Judge satisfied with DOJ’s arguments for parts that will be kept private: The judge said last week that the department had not yet convinced him that the entire affidavit needs to remain under seal. But he has still left himself a little room to change his mind, depending on what the department tells him in this latest round of secret filings.
He wrote in an opinion released Monday that “the present record” did not justify “keeping the entire Affidavit under seal.” He also wrote that “at this point” he wasn’t buying the Justice Department’s argument that once all the needed redactions were made, they would be “so extensive that they will result in a meaningless disclosure.”
“[B]ut I may ultimately reach that conclusion after hearing further from the Government,” he wrote then.
With his later order okaying the affidavit’s release, Reinhart said that he had reviewed the affidavit, the DOJ’s proposed redactions, and its brief explaining the proposed redactions.
The government convinced him, he said, that portions of the affidavit should remained sealed because “disclosure would reveal (1) the identities of witnesses, law enforcement agents, and uncharged parties, (2) the investigation’s strategy, direction, scope, sources, and methods, and (3) grand jury information.”
He concluded that the government had met “its burden of showing that its proposed redactions are narrowly tailored to serve the Government’s legitimate interest in the integrity of the ongoing investigation and are the least onerous alternative to sealing the entire Affidavit.”
But the judge took into account factors favoring transparency: As Reinhart wrote in Monday’s opinion, the Justice Department has already conceded that the warrant involves “matters of significant public concern.”
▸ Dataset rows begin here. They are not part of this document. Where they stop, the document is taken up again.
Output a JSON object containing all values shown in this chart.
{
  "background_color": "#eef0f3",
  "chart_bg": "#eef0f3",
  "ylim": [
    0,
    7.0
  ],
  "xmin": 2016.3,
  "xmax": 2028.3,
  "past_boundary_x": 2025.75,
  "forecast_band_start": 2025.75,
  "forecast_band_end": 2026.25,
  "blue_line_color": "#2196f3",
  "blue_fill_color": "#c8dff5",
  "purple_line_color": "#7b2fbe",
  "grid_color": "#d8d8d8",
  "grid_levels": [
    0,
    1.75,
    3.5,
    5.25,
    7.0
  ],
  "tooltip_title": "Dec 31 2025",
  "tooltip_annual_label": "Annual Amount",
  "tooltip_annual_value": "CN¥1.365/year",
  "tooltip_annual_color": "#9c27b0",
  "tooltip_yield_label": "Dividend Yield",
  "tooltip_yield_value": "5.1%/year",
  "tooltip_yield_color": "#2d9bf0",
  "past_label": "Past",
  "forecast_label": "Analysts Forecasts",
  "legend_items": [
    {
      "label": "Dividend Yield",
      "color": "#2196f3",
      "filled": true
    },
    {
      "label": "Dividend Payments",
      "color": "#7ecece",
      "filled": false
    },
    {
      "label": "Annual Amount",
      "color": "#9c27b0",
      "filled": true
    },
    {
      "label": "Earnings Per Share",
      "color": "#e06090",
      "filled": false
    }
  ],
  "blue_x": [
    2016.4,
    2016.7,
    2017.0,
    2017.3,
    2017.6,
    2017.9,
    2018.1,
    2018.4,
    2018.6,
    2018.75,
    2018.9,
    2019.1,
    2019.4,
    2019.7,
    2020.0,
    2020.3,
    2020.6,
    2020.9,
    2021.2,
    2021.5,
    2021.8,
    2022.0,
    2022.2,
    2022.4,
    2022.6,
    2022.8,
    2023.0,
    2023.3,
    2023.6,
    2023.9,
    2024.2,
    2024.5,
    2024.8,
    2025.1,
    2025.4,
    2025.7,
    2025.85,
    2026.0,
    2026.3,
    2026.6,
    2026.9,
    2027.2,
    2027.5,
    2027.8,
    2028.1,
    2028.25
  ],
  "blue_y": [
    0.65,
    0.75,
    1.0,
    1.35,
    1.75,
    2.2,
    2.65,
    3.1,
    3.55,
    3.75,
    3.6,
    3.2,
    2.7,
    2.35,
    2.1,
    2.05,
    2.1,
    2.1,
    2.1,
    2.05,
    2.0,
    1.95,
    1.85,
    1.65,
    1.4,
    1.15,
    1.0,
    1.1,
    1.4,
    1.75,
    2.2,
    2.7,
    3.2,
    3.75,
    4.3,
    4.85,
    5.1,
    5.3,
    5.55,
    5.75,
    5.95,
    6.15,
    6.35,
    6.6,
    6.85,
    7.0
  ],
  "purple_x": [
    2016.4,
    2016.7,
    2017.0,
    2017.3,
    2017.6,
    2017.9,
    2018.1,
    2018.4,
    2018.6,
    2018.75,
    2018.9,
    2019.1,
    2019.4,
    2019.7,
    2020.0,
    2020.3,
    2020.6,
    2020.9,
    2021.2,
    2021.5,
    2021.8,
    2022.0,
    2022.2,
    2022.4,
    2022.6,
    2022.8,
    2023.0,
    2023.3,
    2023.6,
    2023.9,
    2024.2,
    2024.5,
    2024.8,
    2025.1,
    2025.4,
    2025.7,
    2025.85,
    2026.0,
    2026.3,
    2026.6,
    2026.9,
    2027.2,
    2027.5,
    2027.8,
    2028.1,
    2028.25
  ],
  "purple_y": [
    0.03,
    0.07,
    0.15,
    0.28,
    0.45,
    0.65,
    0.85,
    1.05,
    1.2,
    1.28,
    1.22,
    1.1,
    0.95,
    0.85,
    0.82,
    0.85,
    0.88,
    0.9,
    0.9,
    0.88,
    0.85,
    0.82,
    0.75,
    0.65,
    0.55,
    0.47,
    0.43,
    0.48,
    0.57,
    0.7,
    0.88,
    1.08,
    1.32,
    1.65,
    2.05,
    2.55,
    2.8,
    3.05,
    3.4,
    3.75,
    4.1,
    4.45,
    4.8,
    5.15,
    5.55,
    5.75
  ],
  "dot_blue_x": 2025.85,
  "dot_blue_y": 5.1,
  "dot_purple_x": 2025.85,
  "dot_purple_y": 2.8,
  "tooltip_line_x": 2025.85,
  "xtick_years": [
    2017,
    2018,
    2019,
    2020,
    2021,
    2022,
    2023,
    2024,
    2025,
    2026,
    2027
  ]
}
“Certainly, unsealing the Affidavit would promote public understanding of historically significant events,” Reinhart said. “This factor weighs in favor of disclosure.”
The historical significance of the Mar-a-Lago search also made Reinhart skeptical of another argument the DOJ was making: that the work that will go into making redactions will burden department resources, and could set a precedent that will create similar disruptions and burdens in other cases.
“Particularly given the intense public and historical interest in an unprecedented search of a former President’s residence, the Government has not yet shown that these administrative concerns are sufficient to justify sealing,” the judge wrote.